The Galaxy project is strongly committed to security and responsible disclosure. We have adopted and published a set of policies specifying how we will act in response to reported security issues, in order to ensure timely updates are made available to all affected parties.
If you believe you have discovered a security issue, please email [email protected]. Please use [SECURITY]
in the email title. Alternatively you can report a security vulnerability using GitHub private reporting. In either case one of the maintainers will acknowledge your report within 2 US business days.
We ask that you not disclose the issues publicly. We will provide you credit for the discovery when publicly disclosing the issue.
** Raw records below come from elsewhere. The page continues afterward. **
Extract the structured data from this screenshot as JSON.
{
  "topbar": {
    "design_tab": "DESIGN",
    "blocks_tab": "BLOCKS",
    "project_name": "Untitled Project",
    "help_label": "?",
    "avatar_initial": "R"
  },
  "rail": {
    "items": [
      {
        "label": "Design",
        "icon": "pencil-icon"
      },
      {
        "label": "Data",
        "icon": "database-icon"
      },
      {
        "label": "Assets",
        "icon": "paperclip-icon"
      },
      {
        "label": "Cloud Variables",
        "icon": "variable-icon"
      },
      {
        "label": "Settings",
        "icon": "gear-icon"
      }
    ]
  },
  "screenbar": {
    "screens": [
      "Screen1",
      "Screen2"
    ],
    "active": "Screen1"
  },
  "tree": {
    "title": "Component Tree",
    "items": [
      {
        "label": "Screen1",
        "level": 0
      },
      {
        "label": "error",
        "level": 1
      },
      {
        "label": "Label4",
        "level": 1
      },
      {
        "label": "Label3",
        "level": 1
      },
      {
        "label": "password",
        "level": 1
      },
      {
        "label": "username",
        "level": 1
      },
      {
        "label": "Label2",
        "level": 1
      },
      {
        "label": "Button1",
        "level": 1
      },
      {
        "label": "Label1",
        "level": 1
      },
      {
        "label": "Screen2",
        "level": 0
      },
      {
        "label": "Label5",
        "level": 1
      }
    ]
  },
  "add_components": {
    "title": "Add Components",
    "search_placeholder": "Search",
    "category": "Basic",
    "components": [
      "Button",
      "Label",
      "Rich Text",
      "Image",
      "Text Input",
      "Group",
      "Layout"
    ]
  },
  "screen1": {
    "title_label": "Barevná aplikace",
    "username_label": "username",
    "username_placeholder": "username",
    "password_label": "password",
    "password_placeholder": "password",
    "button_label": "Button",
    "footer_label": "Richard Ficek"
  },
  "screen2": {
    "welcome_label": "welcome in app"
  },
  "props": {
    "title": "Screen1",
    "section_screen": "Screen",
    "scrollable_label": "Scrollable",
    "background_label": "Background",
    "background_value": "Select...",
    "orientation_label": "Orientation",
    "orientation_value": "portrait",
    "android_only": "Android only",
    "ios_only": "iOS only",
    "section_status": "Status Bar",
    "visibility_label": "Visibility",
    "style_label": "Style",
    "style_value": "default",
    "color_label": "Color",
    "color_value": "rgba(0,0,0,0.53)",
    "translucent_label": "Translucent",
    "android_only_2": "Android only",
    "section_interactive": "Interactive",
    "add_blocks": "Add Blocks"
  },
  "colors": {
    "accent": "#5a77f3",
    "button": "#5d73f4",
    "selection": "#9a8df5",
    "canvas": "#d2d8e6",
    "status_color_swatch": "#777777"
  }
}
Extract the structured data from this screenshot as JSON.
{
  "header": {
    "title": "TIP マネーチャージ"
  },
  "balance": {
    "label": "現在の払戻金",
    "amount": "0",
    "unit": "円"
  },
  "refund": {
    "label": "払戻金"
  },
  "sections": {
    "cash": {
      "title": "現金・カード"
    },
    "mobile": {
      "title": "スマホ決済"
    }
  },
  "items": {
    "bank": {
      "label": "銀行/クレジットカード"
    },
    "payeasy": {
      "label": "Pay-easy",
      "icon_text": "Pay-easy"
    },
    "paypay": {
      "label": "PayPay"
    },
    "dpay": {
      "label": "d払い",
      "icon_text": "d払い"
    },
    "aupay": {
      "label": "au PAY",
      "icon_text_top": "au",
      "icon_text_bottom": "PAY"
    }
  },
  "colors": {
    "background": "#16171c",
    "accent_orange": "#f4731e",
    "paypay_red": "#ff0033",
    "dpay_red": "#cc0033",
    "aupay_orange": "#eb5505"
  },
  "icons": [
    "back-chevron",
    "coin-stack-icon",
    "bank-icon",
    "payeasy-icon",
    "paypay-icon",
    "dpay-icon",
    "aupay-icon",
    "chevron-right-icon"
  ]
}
Security issues which only affect a pre-release version of Galaxy (i.e. the dev
branch in GitHub) do not need to go through this process, so you may open issues and pull requests publicly.
The following branches or releases receive security support:
- Development on the
dev
branch, hosted on GitHub, which will become the next release of Galaxy - Releases within the past 12 months.
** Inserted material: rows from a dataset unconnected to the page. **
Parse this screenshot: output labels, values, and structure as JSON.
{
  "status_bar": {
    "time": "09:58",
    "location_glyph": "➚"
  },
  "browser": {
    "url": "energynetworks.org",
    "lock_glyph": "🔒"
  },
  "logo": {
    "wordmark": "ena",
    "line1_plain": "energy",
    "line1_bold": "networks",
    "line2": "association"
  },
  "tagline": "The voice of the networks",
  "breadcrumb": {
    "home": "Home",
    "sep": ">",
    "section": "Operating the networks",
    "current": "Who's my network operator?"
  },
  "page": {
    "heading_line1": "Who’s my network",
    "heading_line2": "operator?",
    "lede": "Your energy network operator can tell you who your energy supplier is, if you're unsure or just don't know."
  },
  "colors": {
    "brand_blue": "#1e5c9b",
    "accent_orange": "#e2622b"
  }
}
- E.g. 24.0 will receive support for a full year, at which point 25.0 will be available.
For unsupported branches:
- Older versions of Galaxy may be affected by security issues.
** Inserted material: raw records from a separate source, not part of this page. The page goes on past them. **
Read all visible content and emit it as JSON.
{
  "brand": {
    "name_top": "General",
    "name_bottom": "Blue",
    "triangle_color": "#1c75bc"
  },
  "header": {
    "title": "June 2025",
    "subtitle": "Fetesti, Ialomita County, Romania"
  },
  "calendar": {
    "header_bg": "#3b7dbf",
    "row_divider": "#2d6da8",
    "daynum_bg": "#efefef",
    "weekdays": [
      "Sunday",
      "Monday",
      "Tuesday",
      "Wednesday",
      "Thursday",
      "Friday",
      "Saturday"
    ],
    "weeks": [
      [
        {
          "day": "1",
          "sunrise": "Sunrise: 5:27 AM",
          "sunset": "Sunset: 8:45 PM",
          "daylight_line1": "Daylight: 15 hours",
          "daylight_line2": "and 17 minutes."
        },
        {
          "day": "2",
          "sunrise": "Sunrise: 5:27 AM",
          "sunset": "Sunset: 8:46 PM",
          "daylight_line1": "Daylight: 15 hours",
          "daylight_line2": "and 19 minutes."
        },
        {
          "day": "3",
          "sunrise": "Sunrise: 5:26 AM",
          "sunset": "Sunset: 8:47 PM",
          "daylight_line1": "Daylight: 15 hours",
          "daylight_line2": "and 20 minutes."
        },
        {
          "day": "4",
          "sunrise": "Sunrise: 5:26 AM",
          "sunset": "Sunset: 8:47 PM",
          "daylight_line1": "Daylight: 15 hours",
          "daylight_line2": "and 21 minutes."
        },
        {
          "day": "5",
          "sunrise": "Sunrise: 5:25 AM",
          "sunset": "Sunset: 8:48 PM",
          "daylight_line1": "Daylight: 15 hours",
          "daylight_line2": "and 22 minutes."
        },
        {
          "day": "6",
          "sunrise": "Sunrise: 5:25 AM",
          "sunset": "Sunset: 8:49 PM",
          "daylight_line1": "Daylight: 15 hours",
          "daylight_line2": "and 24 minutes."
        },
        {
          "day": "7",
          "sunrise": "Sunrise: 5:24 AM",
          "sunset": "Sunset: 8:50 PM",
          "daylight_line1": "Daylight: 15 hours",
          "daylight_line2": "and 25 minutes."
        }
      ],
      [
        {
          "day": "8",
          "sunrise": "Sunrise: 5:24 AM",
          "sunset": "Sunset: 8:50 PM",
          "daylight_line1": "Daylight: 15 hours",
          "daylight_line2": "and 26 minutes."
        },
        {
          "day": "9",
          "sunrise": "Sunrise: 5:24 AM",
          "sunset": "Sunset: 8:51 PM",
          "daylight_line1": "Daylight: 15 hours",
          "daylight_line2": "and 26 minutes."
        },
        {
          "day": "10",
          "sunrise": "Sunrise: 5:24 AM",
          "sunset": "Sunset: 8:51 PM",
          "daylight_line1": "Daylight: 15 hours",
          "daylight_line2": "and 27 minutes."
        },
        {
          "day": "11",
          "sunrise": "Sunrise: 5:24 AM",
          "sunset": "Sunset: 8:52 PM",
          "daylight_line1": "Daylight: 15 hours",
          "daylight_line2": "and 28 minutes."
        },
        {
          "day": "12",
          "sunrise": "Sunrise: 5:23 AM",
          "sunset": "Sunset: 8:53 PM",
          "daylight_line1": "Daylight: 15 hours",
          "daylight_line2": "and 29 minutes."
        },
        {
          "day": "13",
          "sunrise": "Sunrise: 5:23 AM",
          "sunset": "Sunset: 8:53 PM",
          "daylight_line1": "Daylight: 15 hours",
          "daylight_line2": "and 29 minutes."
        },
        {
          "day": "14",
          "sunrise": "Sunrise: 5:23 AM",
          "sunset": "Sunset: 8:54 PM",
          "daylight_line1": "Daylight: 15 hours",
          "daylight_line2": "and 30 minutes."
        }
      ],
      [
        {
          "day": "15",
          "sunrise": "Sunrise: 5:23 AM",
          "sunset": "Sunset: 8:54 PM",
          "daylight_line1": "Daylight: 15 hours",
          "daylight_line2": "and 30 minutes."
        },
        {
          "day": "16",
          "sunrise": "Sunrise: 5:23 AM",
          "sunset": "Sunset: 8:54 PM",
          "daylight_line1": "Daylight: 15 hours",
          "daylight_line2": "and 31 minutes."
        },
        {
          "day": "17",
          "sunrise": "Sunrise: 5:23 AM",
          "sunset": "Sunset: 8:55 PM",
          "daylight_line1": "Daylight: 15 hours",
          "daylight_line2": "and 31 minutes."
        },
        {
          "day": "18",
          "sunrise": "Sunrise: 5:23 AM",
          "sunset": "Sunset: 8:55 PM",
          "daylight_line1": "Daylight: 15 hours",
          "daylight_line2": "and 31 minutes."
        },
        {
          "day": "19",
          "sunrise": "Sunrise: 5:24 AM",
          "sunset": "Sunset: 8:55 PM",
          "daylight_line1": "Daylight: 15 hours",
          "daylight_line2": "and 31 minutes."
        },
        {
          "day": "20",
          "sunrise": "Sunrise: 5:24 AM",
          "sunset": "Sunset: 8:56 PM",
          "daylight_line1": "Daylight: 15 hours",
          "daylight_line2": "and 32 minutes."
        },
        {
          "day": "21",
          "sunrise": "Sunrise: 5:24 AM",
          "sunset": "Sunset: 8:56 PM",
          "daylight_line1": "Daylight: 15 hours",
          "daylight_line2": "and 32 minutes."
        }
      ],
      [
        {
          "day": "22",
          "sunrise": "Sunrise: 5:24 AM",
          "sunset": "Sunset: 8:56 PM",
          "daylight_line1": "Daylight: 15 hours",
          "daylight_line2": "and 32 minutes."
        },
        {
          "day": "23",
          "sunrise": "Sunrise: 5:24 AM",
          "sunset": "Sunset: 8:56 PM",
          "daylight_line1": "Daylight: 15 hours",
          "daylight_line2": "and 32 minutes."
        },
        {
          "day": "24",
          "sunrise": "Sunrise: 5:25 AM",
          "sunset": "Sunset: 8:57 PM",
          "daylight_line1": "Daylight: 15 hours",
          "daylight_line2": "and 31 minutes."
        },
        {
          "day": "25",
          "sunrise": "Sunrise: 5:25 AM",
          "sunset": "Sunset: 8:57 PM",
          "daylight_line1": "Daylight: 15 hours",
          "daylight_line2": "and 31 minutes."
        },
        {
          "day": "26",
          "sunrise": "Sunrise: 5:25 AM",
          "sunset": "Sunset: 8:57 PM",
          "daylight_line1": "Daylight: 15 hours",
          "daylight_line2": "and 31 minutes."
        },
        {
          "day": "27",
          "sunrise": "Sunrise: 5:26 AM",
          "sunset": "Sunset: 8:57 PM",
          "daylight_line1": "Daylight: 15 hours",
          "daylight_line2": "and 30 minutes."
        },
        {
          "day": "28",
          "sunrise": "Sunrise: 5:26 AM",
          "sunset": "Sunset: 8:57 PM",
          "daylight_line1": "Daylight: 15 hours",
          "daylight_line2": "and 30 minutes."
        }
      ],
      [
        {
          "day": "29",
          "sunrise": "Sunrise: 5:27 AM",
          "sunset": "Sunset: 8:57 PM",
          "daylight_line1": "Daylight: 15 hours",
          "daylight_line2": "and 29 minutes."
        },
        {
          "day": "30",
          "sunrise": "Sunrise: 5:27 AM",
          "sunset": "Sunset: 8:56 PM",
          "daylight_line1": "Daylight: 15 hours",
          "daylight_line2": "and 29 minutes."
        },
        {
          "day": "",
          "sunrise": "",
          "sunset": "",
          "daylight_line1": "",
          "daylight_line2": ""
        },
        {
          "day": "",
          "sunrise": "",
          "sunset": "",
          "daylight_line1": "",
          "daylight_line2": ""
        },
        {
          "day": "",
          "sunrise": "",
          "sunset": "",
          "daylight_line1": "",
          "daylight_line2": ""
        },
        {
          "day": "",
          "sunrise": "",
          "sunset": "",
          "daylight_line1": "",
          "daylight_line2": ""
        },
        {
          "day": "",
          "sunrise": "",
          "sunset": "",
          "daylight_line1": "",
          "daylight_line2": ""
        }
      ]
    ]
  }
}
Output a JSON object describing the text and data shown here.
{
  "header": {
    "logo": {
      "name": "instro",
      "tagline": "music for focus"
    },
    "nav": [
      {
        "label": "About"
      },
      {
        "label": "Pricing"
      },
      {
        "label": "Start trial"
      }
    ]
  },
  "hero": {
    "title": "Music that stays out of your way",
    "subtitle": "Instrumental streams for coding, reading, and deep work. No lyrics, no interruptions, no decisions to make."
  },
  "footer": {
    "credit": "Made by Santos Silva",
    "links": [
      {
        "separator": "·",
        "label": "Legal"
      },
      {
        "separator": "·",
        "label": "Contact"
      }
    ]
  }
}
- Security patches may apply
- The security team does not commit to investigating issues that pertain to unsupported releases.
- The security team does not commit to issuing patches or new releases of unsupported versions.
Galaxy takes a very conservative stance on issue severity as individual Galaxy instances often install tools and make customizations that might increase their risk in the face of otherwise less-serious vulnerabilities. As a result, issues that would be considered less-severe in other projects may be treated as higher risk here.
Severity | Examples |
---|---|
High | Remote code execution (RCE), SQL Injection, Cross-site scripting (XSS), and any issue allowing user impersonation. |
Medium / Low | Unvalidated redirects/forwards, Issues due to uncommon configuration options. |
These are only examples. The security team will provide a severity classification based on its impact on the average Galaxy instance. However, Galaxy administrators should take it upon themselves to evaluate the impact for their instance(s).
For high severity issues, we will notify the list of public Galaxy owners with:
- A description of the issue
- List of supported versions that are affected
- Steps to update or patch your Galaxy
The issue will then be embargoed for three (3) days. For medium and low severity issues, or for publicly announcing high severity issues after the embargo, we will:
- Patch the oldest release within the 12 month support window, and merge that fix forward.
- Updates will be available on the
release_XX.YY
branches.
- Updates will be available on the
- Update each release branch
- Publish a repository security advisory on GitHub containing:
- A description of the issue
- List of supported versions that are affected
- Steps to update or patch your Galaxy
- A CVE identifier (if applicable)
If an issue is deemed to be time-sensitive – e.g. due to active and ongoing exploits in the wild – the embargo may be shortened considerably.
If we believe that the reported issue affects other Galaxy Project components or projects outside of the Galaxy ecosystem, we may discuss the issue with those projects and coordinate disclosure and resolution with them.